Having a good credit history puts you in a position where you’d have FEWER difficulties taking out a loan or another credit card. Similarly, your credit score shows banks and other financial institutions what kind of debts you have, how much money you owe, and whether or not it was paid on time.
Here are some of those ways:
Table of Contents
1. Run up a large balance on credit card.
The credit card balance is the unpaid amount on your credit card. Leaving a large amount in your credit card balance can hurt your credit history. This may mean that you spend a lot and do not pay them right away, or you only pay the minimum amount every cut-off.This means that the remaining amount piles up and acquires late fees and additional interest.
How to avoid it: You can set when to pay the balance on your card. It’s to your advantage if you set your credit card payments when your paycheck comes in.
2. Inconsistent Payments
Inconsistent payments on your credit card bill eventually reflect on your credit history. It’s all too easy to ruin your credit score by not paying on time, or paying only the minimum amount versus the full amount. Lenders consider a borrower inconsistent when they miss payments on several billing cycles, leading to the account holder being tagged as a delinquent payer. Missed payments on some accounts may not be as harmful to your score compared to missing all your accounts, but it makes your credit score a little less than pristine.
How to avoid it: Lenders usually look at your 6 to 12-month course of payment history, presenting as a consistent payer means being able to pay your dues every billing cycle. You run less risk of being flagged as a delinquent payer – and being charged additional fees – if you’re paying your bills in full and on time.
3. Closing several accounts at once
When we think of avoiding debt, the natural tendency is to cancel or close the account. A part of the computation of your credit score is the length of your credit. Closing all your accounts – especially the oldest one – will make your credit history shorter than it really is. Up to one-third of your credit score is your debt utilization ratio, meaning the longer your credit history, the better your credit score can be determined.
How to avoid it: Closing down your oldest credit account will decrease your total amount of available credit. As 15% of your credit score is determined by the length of time you’ve used credit, the best way to avoid losing much of your credit history is to close newer accounts, if you have them. If you’re having issues with payment, the best route will be to ask that your account can be restructured, allowing you to pay off the debt while not damning your credit score completely.
4. Opening several accounts at once
The reverse of the above can also be a costly mistake towards your credit score. Taking credit and loan applications to financial institutions within a short period of time will cause your credit score to drop. Account holders who take out multiple loans or credit cards within a short span of time can get their accounts flagged for every inquiry made against their credit report, something that happens when you apply for a new credit card or loan.
How to avoid it: Multiple inquiries on your credit history can be a mark of a credit history with mistakes and problems.

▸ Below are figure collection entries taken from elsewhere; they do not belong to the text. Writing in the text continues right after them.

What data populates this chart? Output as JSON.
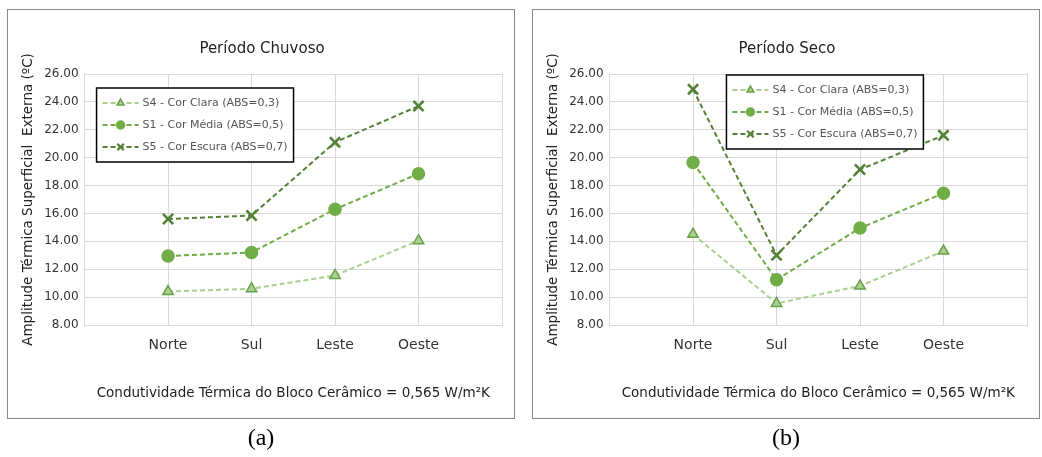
{
  "chart_data": [
    {
      "type": "line",
      "title": "Período Chuvoso",
      "xlabel": "Condutividade Térmica do Bloco Cerâmico = 0,565 W/m²K",
      "ylabel": "Amplitude Térmica Superficial  Externa (ºC)",
      "categories": [
        null,
        "Norte",
        "Sul",
        "Leste",
        "Oeste",
        null
      ],
      "series": [
        {
          "name": "S4 - Cor Clara (ABS=0,3)",
          "color": "#a9d18e",
          "marker": "triangle",
          "values": [
            null,
            10.4,
            10.6,
            11.55,
            14.05,
            null
          ]
        },
        {
          "name": "S1 - Cor Média (ABS=0,5)",
          "color": "#70ad47",
          "marker": "circle",
          "values": [
            null,
            12.95,
            13.2,
            16.3,
            18.85,
            null
          ]
        },
        {
          "name": "S5 - Cor Escura (ABS=0,7)",
          "color": "#548235",
          "marker": "cross",
          "values": [
            null,
            15.6,
            15.85,
            21.1,
            23.7,
            null
          ]
        }
      ],
      "ylim": [
        8,
        26
      ],
      "yticks": [
        {
          "value": 8,
          "label": "8.00"
        },
        {
          "value": 10,
          "label": "10.00"
        },
        {
          "value": 12,
          "label": "12.00"
        },
        {
          "value": 14,
          "label": "14.00"
        },
        {
          "value": 16,
          "label": "16.00"
        },
        {
          "value": 18,
          "label": "18.00"
        },
        {
          "value": 20,
          "label": "20.00"
        },
        {
          "value": 22,
          "label": "22.00"
        },
        {
          "value": 24,
          "label": "24.00"
        },
        {
          "value": 26,
          "label": "26.00"
        }
      ],
      "grid": true,
      "legend": "top left",
      "line_style": "dashed",
      "annotations": [
        "(a)"
      ]
    },
    {
      "type": "line",
      "title": "Período Seco",
      "xlabel": "Condutividade Térmica do Bloco Cerâmico = 0,565 W/m²K",
      "ylabel": "Amplitude Térmica Superficial  Externa (ºC)",
      "categories": [
        null,
        "Norte",
        "Sul",
        "Leste",
        "Oeste",
        null
      ],
      "series": [
        {
          "name": "S4 - Cor Clara (ABS=0,3)",
          "color": "#a9d18e",
          "marker": "triangle",
          "values": [
            null,
            14.5,
            9.55,
            10.8,
            13.3,
            null
          ]
        },
        {
          "name": "S1 - Cor Média (ABS=0,5)",
          "color": "#70ad47",
          "marker": "circle",
          "values": [
            null,
            19.65,
            11.25,
            14.95,
            17.45,
            null
          ]
        },
        {
          "name": "S5 - Cor Escura (ABS=0,7)",
          "color": "#548235",
          "marker": "cross",
          "values": [
            null,
            24.9,
            13.0,
            19.15,
            21.6,
            null
          ]
        }
      ],
      "ylim": [
        8,
        26
      ],
      "yticks": [
        {
          "value": 8,
          "label": "8.00"
        },
        {
          "value": 10,
          "label": "10.00"
        },
        {
          "value": 12,
          "label": "12.00"
        },
        {
          "value": 14,
          "label": "14.00"
        },
        {
          "value": 16,
          "label": "16.00"
        },
        {
          "value": 18,
          "label": "18.00"
        },
        {
          "value": 20,
          "label": "20.00"
        },
        {
          "value": 22,
          "label": "22.00"
        },
        {
          "value": 24,
          "label": "24.00"
        },
        {
          "value": 26,
          "label": "26.00"
        }
      ],
      "grid": true,
      "legend": "top",
      "line_style": "dashed",
      "annotations": [
        "(b)"
      ]
    }
  ]
}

You can prevent ruining your credit history this way by waiting on your other accounts to be fully paid, or spacing your loan applications to a year, as inquiries aren’t factored into your credit score after 12 months have passed.
It’s important to remember that your credit score goes down when you close accounts, depriving you of a larger credit limit and giving the impression that you’re spending more relative to the credit limit you currently have.
A healthy credit score means having the capacity to maintain the use and payment of loans or credit cards, or spacing amounts borrowed as far as you’ve already paid.